100年ロボット

文字数 4,505文字

そのロボットは100年はたらいています。主を失った家で今もまだはたらき続けています。家の主は10年前にこの世を去りました。遺言により主なき後も家とロボットはそのままになりました。主がいなくなった後は、主が飼っていた犬とロボットの1匹1台の暮らしとなりました。その犬も5年前にロボットの手の中で息を引き取りました。それからこの家はロボット1台だけになりました。それでもロボットは毎日はたらきます。主と暮らしていた時と全く同じようにはたらきます。

でもロボットの体はもうボロボロでした。ネジは何箇所も外れています。樹脂の部品はひび割れています。金属の部品は錆びています。それでもロボットははたらき続けました。

ある日のことです。季節は秋で枯れ葉がたくさん落ちていました。ロボットはいつものように門の前を箒で掃いていました。いつものように両手でしっかりと箒を持っていました。しかし次の瞬間、左手がスルリと外れてしまいました。

「あれ?おかしいな」

ロボットは左手を動かそうとしました。でもピクリとも動きません。まるで紐のように肩から垂れ下がっています。右手で動かしてみても駄目です。左手が動いているという感覚がありません。
他にも色々なことを試しましたが結局、左手は動きませんでした。

「そうか、壊れちゃったんだ」

その時ロボットの眼の奥にあの日の記憶が浮かびました。この家の主が亡くなった日のことです。

主はベッドの上で病にうなされていました。亡き妻の名前を呼びながら縋るように左手で虚空を仰ぎます。その手を取ったのはロボットの左手でした。ロボットの手の感触を感じた主はハッと何かに気付いたようにロボットの方を見ました。そしてロボットの顔を見た主は微笑みながらロボットに言いました。

先にサビーナに会いに行くよ。お前ももう少ししたらラッシュと一緒においで。ゆっくりでいいさ。待ってるから

主の左手はロボットの左手を固く握りしめました。そしてそれ以後、その手が他のものを握りしめることはなくなりました。

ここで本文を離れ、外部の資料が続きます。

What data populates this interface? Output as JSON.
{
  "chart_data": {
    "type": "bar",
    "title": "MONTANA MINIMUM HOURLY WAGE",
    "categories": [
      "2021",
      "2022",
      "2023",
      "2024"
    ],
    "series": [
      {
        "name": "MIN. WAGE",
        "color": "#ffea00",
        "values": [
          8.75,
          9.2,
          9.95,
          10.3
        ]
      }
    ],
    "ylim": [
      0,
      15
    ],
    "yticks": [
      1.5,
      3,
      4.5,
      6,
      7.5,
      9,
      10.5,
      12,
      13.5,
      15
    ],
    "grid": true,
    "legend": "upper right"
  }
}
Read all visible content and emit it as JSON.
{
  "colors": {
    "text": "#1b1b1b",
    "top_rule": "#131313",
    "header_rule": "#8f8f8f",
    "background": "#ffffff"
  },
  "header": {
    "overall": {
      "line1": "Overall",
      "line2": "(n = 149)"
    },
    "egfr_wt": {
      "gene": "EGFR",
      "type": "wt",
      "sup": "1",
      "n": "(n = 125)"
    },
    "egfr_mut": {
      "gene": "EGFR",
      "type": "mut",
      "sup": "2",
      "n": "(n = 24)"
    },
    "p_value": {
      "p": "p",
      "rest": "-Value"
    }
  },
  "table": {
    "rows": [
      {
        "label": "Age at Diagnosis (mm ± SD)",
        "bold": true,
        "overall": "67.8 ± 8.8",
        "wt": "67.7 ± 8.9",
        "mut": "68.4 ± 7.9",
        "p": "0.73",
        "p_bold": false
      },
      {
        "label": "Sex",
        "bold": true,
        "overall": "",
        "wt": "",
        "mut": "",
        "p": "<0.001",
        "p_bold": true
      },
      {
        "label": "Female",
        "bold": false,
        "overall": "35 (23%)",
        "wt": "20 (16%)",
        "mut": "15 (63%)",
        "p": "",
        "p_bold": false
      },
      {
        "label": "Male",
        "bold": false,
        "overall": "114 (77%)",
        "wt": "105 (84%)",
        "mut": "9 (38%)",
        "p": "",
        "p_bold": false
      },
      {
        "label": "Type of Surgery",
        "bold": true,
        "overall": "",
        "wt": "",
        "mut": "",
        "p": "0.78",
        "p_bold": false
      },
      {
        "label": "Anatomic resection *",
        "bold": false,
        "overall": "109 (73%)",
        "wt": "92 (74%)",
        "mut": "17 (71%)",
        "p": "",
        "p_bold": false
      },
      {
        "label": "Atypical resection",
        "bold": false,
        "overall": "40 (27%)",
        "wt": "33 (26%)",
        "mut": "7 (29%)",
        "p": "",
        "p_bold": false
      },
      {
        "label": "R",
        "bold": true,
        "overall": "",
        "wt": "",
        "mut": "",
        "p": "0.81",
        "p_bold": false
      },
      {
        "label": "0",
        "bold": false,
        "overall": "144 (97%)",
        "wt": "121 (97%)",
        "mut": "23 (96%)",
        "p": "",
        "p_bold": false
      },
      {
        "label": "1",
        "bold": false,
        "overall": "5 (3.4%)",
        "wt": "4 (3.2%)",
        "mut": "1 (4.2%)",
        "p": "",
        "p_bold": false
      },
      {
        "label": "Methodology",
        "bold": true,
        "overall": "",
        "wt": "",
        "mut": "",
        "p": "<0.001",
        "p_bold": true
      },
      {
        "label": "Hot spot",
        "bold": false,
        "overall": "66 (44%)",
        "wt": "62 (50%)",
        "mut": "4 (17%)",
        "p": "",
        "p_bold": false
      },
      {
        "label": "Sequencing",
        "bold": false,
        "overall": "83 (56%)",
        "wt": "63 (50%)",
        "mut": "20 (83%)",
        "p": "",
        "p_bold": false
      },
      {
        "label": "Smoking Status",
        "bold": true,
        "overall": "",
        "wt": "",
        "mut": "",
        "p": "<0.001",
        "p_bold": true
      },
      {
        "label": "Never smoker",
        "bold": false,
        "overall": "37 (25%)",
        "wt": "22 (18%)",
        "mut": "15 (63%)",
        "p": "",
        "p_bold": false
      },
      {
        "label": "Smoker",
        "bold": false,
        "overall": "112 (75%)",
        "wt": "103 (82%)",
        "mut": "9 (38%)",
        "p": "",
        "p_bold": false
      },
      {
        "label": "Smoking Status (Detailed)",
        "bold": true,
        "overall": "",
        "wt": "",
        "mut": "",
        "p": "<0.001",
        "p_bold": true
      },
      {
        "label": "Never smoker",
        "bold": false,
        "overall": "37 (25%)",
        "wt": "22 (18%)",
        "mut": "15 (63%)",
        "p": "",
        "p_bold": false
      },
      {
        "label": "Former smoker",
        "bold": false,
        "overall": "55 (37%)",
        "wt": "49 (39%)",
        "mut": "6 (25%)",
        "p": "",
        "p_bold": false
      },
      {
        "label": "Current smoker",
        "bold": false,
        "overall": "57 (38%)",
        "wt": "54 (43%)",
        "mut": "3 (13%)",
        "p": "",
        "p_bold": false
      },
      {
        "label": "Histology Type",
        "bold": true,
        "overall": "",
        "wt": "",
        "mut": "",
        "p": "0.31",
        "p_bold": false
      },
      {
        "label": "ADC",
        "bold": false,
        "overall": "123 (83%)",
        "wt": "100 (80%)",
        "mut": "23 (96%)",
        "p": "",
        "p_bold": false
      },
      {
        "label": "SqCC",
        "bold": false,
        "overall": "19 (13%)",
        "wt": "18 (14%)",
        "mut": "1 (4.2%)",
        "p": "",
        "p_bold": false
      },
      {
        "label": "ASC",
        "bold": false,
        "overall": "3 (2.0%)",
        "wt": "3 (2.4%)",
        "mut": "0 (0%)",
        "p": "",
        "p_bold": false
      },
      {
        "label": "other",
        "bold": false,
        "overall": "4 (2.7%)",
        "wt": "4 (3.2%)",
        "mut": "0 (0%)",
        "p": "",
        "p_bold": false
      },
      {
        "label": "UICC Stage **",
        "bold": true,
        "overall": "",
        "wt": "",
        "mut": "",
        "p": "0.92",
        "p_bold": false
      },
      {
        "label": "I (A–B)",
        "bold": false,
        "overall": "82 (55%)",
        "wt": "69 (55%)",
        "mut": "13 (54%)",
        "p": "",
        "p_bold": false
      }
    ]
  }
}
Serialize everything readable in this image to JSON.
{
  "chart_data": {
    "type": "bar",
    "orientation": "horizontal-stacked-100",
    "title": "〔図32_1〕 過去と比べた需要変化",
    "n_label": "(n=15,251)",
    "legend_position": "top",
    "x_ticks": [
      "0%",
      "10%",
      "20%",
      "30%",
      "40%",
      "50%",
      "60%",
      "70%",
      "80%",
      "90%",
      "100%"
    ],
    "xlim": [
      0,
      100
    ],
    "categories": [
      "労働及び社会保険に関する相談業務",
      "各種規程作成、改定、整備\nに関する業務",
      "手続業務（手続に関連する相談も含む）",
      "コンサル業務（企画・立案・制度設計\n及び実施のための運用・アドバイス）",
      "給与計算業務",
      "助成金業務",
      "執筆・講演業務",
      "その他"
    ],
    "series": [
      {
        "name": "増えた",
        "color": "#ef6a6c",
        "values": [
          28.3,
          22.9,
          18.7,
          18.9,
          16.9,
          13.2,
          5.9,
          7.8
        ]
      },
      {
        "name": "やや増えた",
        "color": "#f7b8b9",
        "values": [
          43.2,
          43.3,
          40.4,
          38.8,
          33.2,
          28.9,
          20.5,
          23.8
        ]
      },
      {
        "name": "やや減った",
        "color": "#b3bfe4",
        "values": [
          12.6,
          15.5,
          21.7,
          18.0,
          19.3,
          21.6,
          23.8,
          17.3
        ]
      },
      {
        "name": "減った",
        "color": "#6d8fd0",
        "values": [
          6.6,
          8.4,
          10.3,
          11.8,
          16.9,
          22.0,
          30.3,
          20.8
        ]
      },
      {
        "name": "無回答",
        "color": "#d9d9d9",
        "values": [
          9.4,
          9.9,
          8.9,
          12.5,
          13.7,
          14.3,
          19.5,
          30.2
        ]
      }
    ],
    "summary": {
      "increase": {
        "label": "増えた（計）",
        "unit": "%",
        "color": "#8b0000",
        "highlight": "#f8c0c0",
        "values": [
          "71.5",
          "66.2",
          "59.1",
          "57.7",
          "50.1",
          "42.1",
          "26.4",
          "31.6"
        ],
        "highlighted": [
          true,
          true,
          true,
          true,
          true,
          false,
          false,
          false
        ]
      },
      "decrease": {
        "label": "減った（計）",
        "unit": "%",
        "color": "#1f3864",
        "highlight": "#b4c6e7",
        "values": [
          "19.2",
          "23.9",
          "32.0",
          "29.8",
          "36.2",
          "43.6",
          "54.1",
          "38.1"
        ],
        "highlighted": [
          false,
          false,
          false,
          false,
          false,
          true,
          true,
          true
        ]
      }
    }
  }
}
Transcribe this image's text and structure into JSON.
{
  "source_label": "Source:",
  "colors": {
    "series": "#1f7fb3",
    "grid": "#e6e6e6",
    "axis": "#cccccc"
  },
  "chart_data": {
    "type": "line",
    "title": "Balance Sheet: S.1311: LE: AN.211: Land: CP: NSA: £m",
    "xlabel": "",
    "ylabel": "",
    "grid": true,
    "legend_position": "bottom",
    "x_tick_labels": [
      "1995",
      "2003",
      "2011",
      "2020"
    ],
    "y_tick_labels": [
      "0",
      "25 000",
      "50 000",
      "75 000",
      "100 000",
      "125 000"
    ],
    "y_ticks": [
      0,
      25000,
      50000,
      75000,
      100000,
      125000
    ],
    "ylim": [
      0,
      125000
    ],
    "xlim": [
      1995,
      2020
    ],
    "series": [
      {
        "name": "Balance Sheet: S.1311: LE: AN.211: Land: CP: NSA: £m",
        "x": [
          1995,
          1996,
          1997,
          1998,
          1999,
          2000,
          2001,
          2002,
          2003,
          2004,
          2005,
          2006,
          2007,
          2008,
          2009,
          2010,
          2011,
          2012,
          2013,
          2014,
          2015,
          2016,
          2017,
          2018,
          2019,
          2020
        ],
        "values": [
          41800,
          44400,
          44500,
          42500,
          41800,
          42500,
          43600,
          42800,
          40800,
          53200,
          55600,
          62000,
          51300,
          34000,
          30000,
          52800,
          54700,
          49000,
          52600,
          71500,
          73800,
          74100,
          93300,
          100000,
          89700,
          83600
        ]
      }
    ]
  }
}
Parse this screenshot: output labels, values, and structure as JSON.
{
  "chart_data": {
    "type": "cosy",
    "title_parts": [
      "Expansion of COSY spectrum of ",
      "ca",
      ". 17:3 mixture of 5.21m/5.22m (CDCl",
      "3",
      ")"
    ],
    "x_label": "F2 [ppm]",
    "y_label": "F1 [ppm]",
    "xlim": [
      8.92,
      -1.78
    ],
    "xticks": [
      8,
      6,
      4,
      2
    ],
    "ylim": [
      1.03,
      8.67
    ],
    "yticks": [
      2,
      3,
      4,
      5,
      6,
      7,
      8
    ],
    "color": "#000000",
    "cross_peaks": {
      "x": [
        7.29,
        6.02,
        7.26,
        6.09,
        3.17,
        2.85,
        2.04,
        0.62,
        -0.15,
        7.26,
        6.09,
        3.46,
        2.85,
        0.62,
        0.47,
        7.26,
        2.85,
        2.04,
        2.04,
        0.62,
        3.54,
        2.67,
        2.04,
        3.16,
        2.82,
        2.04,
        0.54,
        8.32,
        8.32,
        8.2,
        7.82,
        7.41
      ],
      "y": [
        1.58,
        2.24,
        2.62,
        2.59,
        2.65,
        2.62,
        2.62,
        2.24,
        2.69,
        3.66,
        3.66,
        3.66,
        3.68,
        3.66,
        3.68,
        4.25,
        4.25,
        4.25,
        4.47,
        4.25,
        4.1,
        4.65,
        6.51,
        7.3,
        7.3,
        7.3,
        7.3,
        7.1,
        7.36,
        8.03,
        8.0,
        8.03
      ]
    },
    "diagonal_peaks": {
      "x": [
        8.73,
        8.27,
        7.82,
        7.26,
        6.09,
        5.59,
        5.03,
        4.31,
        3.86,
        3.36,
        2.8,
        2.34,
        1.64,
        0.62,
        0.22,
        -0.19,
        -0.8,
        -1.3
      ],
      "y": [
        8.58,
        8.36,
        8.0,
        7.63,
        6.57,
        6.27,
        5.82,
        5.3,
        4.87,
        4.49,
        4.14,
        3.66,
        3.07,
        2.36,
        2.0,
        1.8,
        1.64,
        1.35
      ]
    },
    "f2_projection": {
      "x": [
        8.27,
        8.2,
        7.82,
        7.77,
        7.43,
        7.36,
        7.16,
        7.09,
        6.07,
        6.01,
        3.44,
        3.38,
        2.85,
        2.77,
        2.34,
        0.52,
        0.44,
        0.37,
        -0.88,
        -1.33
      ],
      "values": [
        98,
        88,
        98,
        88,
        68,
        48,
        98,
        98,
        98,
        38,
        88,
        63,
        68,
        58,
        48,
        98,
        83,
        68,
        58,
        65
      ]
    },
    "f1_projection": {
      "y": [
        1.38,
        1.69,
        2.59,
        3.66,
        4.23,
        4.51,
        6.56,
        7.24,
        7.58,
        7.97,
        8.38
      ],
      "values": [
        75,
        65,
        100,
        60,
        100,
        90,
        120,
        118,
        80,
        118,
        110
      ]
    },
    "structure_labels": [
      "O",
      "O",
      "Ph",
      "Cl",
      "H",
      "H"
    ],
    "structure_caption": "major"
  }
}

「あの左手の感覚が主との最後の記憶なんだ。この左手があったから、主と最後のお別れができたんだ」

「ありがとう。今までずっと僕の左手であってくれてありがとう」

それからロボットの左手はずっと垂れ下がったままです。








ある日のことです。季節は冬で大雪が降った日のことでした。

買い物帰りのロボットは雪道を転ばないように慎重に歩いていました。左足を軸にして右足を前に出そうとした次の瞬間です。前に出したはずの右足は地面を踏みしめることなく、ロボットはそのまま前のめりに倒れてしまいました。
ロボットの身体は雪道にズッポリとハマってしまいました。大雪のせいで辺りには誰もおらず、助けてくれる人はいませんでした。ロボットはまだ動く右手を使って身体を起こします。そして右足を前に出して立ち上がろうとしました。けれど右足が動きませんでした。

「あれ?おかしいな」

ロボットは何度も右足を動かそうとします。でもピクリとも動きません。右手で動かしてみても駄目です。右足が動いているという感覚がありません。

「そうか、壊れちゃったんだ」

その時、ロボットの眼の奥にあの日の記憶が浮かびました。ラッシュと散歩にでかけた日のことです。ラッシュが家に来てから、初めて雪が降った日のことでした。ラッシュは大はしゃぎで道を駆けていきます。リードを持っていたロボットはラッシュに引っ張られながら、ラッシュと同じように思い切り走りました。
でもラッシュに任せて走り続けたせいで迷子になってしまいました。雪はどんどんひどくなっていきます。ロボットは凍えるラッシュを抱きかかえてあてもなく歩き続けました。
やがて交番を見つけて、主に迎えに来てもらいました。その日は主にきつく叱られました。でもその日からロボットとラッシュは本当の友達になったのです。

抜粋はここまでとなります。